At 5:30 that evening Bill Hackwell, widely published and exhibited social documentary photographer, who is traveling with the Caravan, will speak to volunteers.  Volunteers and supporters will gather at 57 South Main Street in Pittsford to pack the truck and celebrate with a potluck supper.

Organizers expect Emily Good of Rochester to be acknowledged at the event.  Ms. Good received national attention when she was arrested for peacefully filming police officers carrying out a traffic stop. All charges against Ms. Good were later dismissed.

Also expected to be present are Matt Dearstyne and Sara Burdette, of Greece, NY.  Dearstyne and Burdette, recent SUNY Geneseo graduates, will both be traveling to Cuba with the caravan.

ROCLA will pay special tribute to Max and Henrietta Levine of Rochester.  The Levines have worked jointly for peace and justice for over 150 years.

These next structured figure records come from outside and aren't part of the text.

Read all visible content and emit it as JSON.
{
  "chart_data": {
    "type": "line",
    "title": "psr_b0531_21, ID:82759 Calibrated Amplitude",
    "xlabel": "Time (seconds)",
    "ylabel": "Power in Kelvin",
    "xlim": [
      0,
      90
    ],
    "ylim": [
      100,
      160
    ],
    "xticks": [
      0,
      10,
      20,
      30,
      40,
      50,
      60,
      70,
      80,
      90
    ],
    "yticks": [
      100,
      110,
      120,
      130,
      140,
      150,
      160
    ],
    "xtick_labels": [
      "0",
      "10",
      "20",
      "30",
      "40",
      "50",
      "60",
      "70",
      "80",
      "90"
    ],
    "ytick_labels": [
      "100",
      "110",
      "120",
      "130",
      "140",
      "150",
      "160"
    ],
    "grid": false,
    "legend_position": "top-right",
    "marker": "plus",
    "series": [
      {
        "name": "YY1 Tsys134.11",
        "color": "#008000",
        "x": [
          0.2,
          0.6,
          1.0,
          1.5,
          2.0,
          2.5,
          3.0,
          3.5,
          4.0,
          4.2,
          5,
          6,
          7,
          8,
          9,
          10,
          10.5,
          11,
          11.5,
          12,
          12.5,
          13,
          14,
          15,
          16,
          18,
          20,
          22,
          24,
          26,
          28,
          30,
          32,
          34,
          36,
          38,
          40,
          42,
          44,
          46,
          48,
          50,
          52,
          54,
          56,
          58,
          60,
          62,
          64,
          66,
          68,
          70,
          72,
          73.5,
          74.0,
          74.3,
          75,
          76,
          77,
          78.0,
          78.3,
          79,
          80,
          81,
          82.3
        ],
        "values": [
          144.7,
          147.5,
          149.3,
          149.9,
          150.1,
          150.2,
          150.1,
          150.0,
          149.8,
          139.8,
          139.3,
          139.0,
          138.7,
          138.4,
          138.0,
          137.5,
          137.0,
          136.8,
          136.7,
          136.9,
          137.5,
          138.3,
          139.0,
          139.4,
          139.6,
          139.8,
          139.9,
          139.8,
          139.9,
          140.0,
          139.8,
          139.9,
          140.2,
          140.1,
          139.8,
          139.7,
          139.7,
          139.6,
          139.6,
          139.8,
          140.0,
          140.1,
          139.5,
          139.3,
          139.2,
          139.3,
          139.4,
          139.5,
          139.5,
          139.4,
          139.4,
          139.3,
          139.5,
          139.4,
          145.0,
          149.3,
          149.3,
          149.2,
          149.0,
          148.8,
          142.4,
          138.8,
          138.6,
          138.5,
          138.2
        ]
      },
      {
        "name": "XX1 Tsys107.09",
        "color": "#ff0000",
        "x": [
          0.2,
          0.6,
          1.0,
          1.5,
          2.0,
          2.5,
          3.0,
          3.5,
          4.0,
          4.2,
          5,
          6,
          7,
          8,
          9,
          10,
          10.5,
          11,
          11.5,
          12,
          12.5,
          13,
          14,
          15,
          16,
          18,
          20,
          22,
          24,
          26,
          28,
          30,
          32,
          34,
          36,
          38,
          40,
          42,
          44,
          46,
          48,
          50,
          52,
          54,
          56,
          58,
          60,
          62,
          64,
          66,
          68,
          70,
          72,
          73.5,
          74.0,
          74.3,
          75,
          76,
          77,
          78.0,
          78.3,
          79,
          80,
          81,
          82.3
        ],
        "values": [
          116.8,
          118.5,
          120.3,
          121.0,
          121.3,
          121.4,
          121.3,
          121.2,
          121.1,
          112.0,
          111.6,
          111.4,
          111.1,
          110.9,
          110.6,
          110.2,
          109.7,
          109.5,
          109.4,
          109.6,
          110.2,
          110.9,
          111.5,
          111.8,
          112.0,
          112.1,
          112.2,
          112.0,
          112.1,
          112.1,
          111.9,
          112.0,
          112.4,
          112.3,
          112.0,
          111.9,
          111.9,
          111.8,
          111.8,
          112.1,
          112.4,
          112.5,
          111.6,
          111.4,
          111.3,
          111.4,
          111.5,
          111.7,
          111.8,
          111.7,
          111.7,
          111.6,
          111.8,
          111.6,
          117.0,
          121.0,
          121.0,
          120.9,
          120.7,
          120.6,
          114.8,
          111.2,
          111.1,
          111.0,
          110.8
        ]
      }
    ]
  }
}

Vic Vinkey, local organizer and chairperson for this event, who has accompanied a past Caravan to Cuba, says that “by our actions we will continue to challenge this unjust law and hope eventually to change it.”

Tuesday, July 5, 2011

While you were away...

In the past seven weeks since the Casey Anthony trial has been in session, 81 American service members have died in Afghanistan, and 17 in Iraq. Roughly 143,000 homes were repossessed, and the unemployment rate hasn't changed significantly, at least according to the data available to date. The Republicans walked out of Biden's budget negotiations because the Democrats continued to try to negotiate. They have also continued to be against anything that the Obama administration is for, even if they were previously in favor of it. The middle class is still waiting for the benefits of the Bush tax cuts to "trickle down," And Andrew Cuomo is considering allowing the resumption of hydrofracking in parts of New York (the parts where he can afford to lose votes?)

Now that the Anthony jury has delivered their verdict, maybe we can get back to paying attention to stuff that might actually have a significant impact on our lives.